Monday, May 15, 2006

Mujahadah dan Doa di Lereng Merapi

Kilatan lava pijar nampak memerah menghiasi punggung Merapi. Gemuruh bebatuan gunung dan material padat lainnya yang menggelinding deras kemudian disusul gumpalan awan panas membuat panik sebagian besar warga yang tinggal di lereng Merapi. Sementara di tengah kota, pemandangan Merapi yang luar biasa indah saat menumpahkan lahar panas malam itu menjadi tontonan gratis nan memuaskan bagi masyarakat di bawah. Bahkan tak sedikit warga yang menggelar tikar di tepi jalan rela menunggu sang Merapi meletup-letup sembari menyemburkan warna kemerahan.

Ada yang panik, ada yang bersuka ria mendapat tontonan indah, namun ada yang tengah khusyuk di Minggu malam itu (14/5). Lantunan ayat Allah mengalun syahdu memecah udara dingin Dusun Kinahrejo. Ada ketenangan yang merasuki sekitar lima puluh jamaah yang bersila kaki di Masjid Al Amin, beberapa sudut mata tak sanggup menahan gelombang air mata yang mendesak keluar. Seiring tumpahnya lahar panas dari puncak Merapi, leleh air mata dari puluhan sudut mata dalam masjid itu jauh lebih menghangatkan. Gemuruh yang tercipta di dalamnya dalam sebutan nama Allah nan agung mampu meredupkan gumpalan awan panas sehingga tak mampu membuat hati-hati yang berkumpul malam itu gentar akan apa pun kehendak Allah.

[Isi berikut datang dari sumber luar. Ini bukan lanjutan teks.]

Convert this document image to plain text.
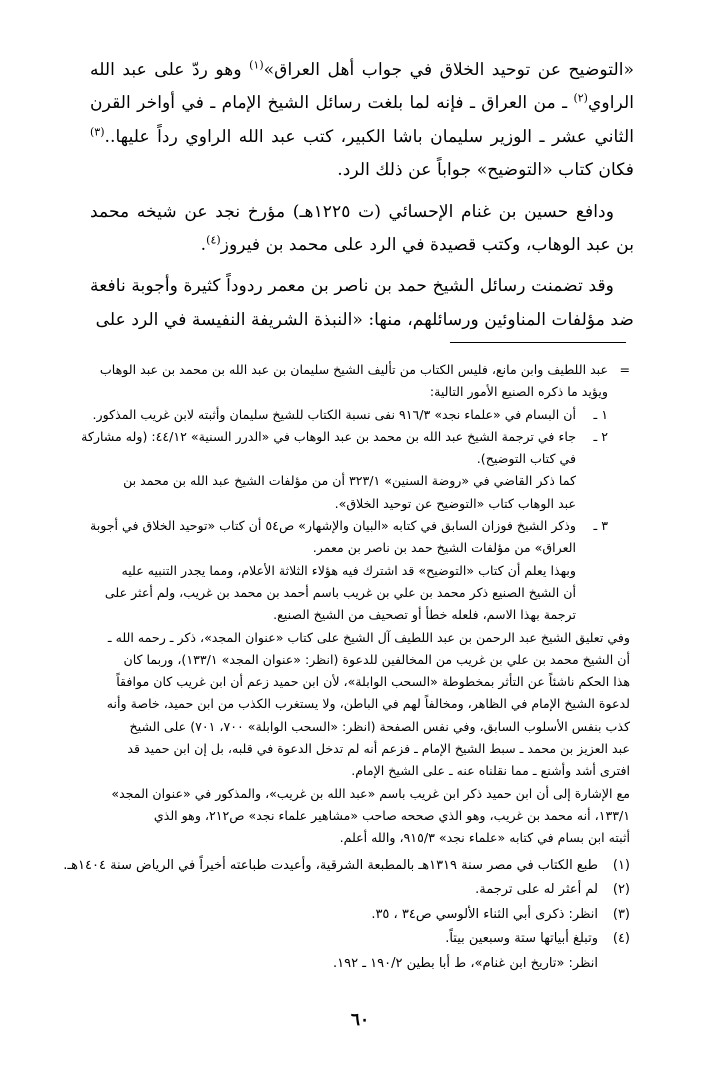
«التوضيح عن توحيد الخلاق في جواب أهل العراق»$^{(١)}$ وهو ردّ على عبد الله الراوي$^{(٢)}$ ـ من العراق ـ فإنه لما بلغت رسائل الشيخ الإمام ـ في أواخر القرن الثاني عشر ـ الوزير سليمان باشا الكبير، كتب عبد الله الراوي رداً عليها..$^{(٣)}$ فكان كتاب «التوضيح» جواباً عن ذلك الرد.

ودافع حسين بن غنام الإحسائي (ت ١٢٢٥هـ) مؤرخ نجد عن شيخه محمد بن عبد الوهاب، وكتب قصيدة في الرد على محمد بن فيروز$^{(٤)}$.

وقد تضمنت رسائل الشيخ حمد بن ناصر بن معمر ردوداً كثيرة وأجوبة نافعة ضد مؤلفات المناوئين ورسائلهم، منها: «النبذة الشريفة النفيسة في الرد على

=
عبد اللطيف وابن مانع، فليس الكتاب من تأليف الشيخ سليمان بن عبد الله بن محمد بن عبد الوهاب
ويؤيد ما ذكره الصنيع الأمور التالية:
١ ـ
أن البسام في «علماء نجد» ٩١٦/٣ نفى نسبة الكتاب للشيخ سليمان وأثبته لابن غريب المذكور.
٢ ـ
جاء في ترجمة الشيخ عبد الله بن محمد بن عبد الوهاب في «الدرر السنية» ٤٤/١٢: (وله مشاركة
في كتاب التوضيح).
كما ذكر القاضي في «روضة السنين» ٣٢٣/١ أن من مؤلفات الشيخ عبد الله بن محمد بن
عبد الوهاب كتاب «التوضيح عن توحيد الخلاق».
٣ ـ
وذكر الشيخ فوزان السابق في كتابه «البيان والإشهار» ص٥٤ أن كتاب «توحيد الخلاق في أجوبة
العراق» من مؤلفات الشيخ حمد بن ناصر بن معمر.
وبهذا يعلم أن كتاب «التوضيح» قد اشترك فيه هؤلاء الثلاثة الأعلام، ومما يجدر التنبيه عليه
أن الشيخ الصنيع ذكر محمد بن علي بن غريب باسم أحمد بن محمد بن غريب، ولم أعثر على
ترجمة بهذا الاسم، فلعله خطأ أو تصحيف من الشيخ الصنيع.
وفي تعليق الشيخ عبد الرحمن بن عبد اللطيف آل الشيخ على كتاب «عنوان المجد»، ذكر ـ رحمه الله ـ
أن الشيخ محمد بن علي بن غريب من المخالفين للدعوة (انظر: «عنوان المجد» ١٣٣/١)، وربما كان
هذا الحكم ناشئاً عن التأثر بمخطوطة «السحب الوابلة»، لأن ابن حميد زعم أن ابن غريب كان موافقاً
لدعوة الشيخ الإمام في الظاهر، ومخالفاً لهم في الباطن، ولا يستغرب الكذب من ابن حميد، خاصة وأنه
كذب بنفس الأسلوب السابق، وفي نفس الصفحة (انظر: «السحب الوابلة» ٧٠٠، ٧٠١) على الشيخ
عبد العزيز بن محمد ـ سبط الشيخ الإمام ـ فزعم أنه لم تدخل الدعوة في قلبه، بل إن ابن حميد قد
افترى أشد وأشنع ـ مما نقلناه عنه ـ على الشيخ الإمام.
مع الإشارة إلى أن ابن حميد ذكر ابن غريب باسم «عبد الله بن غريب»، والمذكور في «عنوان المجد»
١٣٣/١، أنه محمد بن غريب، وهو الذي صححه صاحب «مشاهير علماء نجد» ص٢١٢، وهو الذي
أثبته ابن بسام في كتابه «علماء نجد» ٩١٥/٣، والله أعلم.
(١)
طبع الكتاب في مصر سنة ١٣١٩هـ بالمطبعة الشرقية، وأعيدت طباعته أخيراً في الرياض سنة ١٤٠٤هـ.
(٢)
لم أعثر له على ترجمة.
(٣)
انظر: ذكرى أبي الثناء الألوسي ص٣٤ ، ٣٥.
(٤)
وتبلغ أبياتها ستة وسبعين بيتاً.
انظر: «تاريخ ابن غنام»، ط أبا بطين ١٩٠/٢ ـ ١٩٢.
٦٠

KH. Wilibordus Lasiman, pimpinan pondok pesantren Al Hawariyyun, Cangkringan, memberikan wejangan yang meneduhkan hati tentang bagaimana cara Allah memberi peringatan kepada hambanya. "Merapi tak sedang marah, apalagi mengancam. Merapi tengah bertakbir, lantaran kita sudah sering lupa untuk mengucap nama Allah". Sebelumnya, Mbah Maridjan yang menjadi tokoh utama dalam acara tersebut terlihat sedih dalam tuturnya. Sebutir air bening mendorong-dorong untuk keluar dari sudutnya meski berusaha ditahan oleh si pemilik. "Jangan sebut awan panas itu sebagai wedus gembel, itu penghinaan terhadap Allah dan ciptaan-Nya. Jangan bilang Merapi mbledos, kata-kata seperti itu hanya akan membuat Allah semakin tak senang," ujarnya lembut.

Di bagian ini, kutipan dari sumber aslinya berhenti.